Wendy C. Ortiz’s Excavation, Bruja, and Hollywood Notebooks each engage the terrain of non-fiction and memoir across markedly different formal routes; the first a memoir, the second a ‘dreamoir’, the third a notebook-style personal engagement with the worlds of Los Angeles in the first years of this already very strange century. All have had marked impact on contemporary readers and practitioners of non-fiction. Of Bruja Roxane Gay, author of Bad Feminist, said “Bruja is not just a book; it is an enigma and a wonder and utterly entrancing.” “Wendy C. Ortiz has invented her own genre, in her sleep, no less.” added Elizabeth Crane, author History of Small Things.
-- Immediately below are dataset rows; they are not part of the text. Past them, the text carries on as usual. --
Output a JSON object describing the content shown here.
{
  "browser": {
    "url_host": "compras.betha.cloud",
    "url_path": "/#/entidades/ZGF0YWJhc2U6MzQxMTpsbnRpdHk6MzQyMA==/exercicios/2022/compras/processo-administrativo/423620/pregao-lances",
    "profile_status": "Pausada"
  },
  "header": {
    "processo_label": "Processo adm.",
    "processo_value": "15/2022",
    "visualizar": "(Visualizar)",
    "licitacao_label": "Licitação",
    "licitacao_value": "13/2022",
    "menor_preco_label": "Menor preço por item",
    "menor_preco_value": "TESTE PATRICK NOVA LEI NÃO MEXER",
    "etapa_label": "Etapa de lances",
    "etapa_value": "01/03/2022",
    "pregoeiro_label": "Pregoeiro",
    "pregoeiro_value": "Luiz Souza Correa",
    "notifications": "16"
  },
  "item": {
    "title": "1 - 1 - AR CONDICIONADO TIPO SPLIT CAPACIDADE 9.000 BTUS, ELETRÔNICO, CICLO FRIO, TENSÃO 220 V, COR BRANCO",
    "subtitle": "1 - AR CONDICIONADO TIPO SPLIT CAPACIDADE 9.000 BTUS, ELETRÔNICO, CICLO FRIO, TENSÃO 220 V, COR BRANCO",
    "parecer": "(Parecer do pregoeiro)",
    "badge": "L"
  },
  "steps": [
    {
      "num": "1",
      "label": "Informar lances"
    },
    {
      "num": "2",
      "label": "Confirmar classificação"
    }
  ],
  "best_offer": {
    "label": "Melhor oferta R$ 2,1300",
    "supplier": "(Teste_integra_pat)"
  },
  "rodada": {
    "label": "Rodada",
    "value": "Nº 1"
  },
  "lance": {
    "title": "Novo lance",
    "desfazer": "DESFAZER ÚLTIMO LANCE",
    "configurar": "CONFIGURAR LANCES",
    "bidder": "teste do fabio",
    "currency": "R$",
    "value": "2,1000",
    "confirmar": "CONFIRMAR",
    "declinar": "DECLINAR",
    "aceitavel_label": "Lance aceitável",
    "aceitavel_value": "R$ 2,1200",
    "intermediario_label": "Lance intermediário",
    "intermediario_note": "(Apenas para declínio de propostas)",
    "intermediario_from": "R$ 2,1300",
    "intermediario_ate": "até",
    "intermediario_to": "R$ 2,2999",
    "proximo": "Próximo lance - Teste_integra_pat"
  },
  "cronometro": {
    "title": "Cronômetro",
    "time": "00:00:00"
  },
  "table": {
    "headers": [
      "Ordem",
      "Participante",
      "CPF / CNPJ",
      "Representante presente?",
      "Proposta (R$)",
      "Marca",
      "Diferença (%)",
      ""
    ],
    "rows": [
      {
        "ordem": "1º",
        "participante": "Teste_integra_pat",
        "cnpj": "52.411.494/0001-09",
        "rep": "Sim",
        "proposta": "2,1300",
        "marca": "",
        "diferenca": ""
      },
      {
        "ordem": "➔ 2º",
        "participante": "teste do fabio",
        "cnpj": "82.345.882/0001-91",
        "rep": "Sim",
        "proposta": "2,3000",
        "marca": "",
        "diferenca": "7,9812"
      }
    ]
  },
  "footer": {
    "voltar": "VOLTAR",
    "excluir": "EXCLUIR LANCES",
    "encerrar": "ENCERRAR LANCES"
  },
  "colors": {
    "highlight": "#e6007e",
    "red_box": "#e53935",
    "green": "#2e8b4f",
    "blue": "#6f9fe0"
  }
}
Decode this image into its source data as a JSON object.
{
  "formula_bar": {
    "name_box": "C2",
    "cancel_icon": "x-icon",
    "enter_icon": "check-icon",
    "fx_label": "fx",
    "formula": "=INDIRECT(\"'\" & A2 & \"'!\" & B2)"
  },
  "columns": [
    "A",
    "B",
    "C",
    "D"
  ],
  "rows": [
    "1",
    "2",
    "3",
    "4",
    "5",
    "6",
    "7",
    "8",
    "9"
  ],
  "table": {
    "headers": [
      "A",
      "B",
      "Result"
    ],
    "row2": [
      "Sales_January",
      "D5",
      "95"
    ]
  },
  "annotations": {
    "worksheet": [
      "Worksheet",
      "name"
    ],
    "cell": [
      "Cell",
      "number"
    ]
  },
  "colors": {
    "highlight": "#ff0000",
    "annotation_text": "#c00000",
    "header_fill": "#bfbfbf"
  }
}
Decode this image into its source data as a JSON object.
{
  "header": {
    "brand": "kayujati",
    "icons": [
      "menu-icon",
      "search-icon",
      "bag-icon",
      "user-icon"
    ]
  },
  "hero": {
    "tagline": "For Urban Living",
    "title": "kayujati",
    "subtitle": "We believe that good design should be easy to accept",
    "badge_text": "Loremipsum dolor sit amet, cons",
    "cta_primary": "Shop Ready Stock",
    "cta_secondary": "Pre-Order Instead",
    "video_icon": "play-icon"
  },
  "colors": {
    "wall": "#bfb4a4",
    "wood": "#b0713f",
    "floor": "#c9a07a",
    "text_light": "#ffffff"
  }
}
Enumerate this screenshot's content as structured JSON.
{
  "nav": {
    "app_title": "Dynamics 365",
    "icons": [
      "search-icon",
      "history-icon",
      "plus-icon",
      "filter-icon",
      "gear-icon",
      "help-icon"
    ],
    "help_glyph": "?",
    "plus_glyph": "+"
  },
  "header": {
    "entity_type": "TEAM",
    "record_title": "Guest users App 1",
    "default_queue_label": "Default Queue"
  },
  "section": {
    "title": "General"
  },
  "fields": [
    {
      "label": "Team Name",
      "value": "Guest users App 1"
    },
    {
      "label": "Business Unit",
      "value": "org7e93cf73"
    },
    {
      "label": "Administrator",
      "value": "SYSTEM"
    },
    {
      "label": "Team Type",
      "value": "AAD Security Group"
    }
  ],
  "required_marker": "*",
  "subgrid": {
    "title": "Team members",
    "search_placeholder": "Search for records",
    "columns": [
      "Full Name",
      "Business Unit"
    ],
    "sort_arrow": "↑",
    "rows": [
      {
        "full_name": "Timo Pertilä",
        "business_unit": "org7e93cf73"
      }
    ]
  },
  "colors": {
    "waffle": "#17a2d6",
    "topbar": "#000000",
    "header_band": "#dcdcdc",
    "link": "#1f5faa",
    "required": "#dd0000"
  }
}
The Creative Writing MFA program is proud to be hosting Wendy Ortiz this year as Visiting Special Faculty in Non-Fiction. Wendy is a psychotherapist in private practice in Los Angeles. She was awarded a Tin House residency in 2022. Her current project is Mommy’s El Camino, a weekly online newsletter.
Chris Santiago’s brand new work, Small Wars Manual, is a book-length work of erasure based poems, which takes as its archive the US military training guide of the same name. That guide, written to prepare US troops for combat against anti-colonial insurgents, was developed based on US Marine tactical experiences in occupations in places such as the Philippines, Nicaragua, Haiti and the Dominican Republic and is still in use, having been assigned to US troops involved in the occupation of Iraq. Chris’ book Small Wars Manual takes that text and erases it to create poems of strange and disturbing power. Kaveh Akbar, author of Martyr!, has already praised it as a “masterpiece,” calling it “one of those books I read and know at once I’ll be coming back to for the rest of my life.” Chris is a 2025 NEA Poetry Fellow and in addition to Small Wars Manual is the author of Tula, winner of the Lindquist & Vennum Prize and a finalist for the Minnesota Book Award. A past fellow of the McKnight Foundation, the Mellon Foundation/ACLS, and Kundiman, he studied creative writing at Oberlin and received his PhD from USC. He lives in Pasadena with his wife and two sons and teaches at CalArts in Critical Studies and the Creative Writing MFA Program.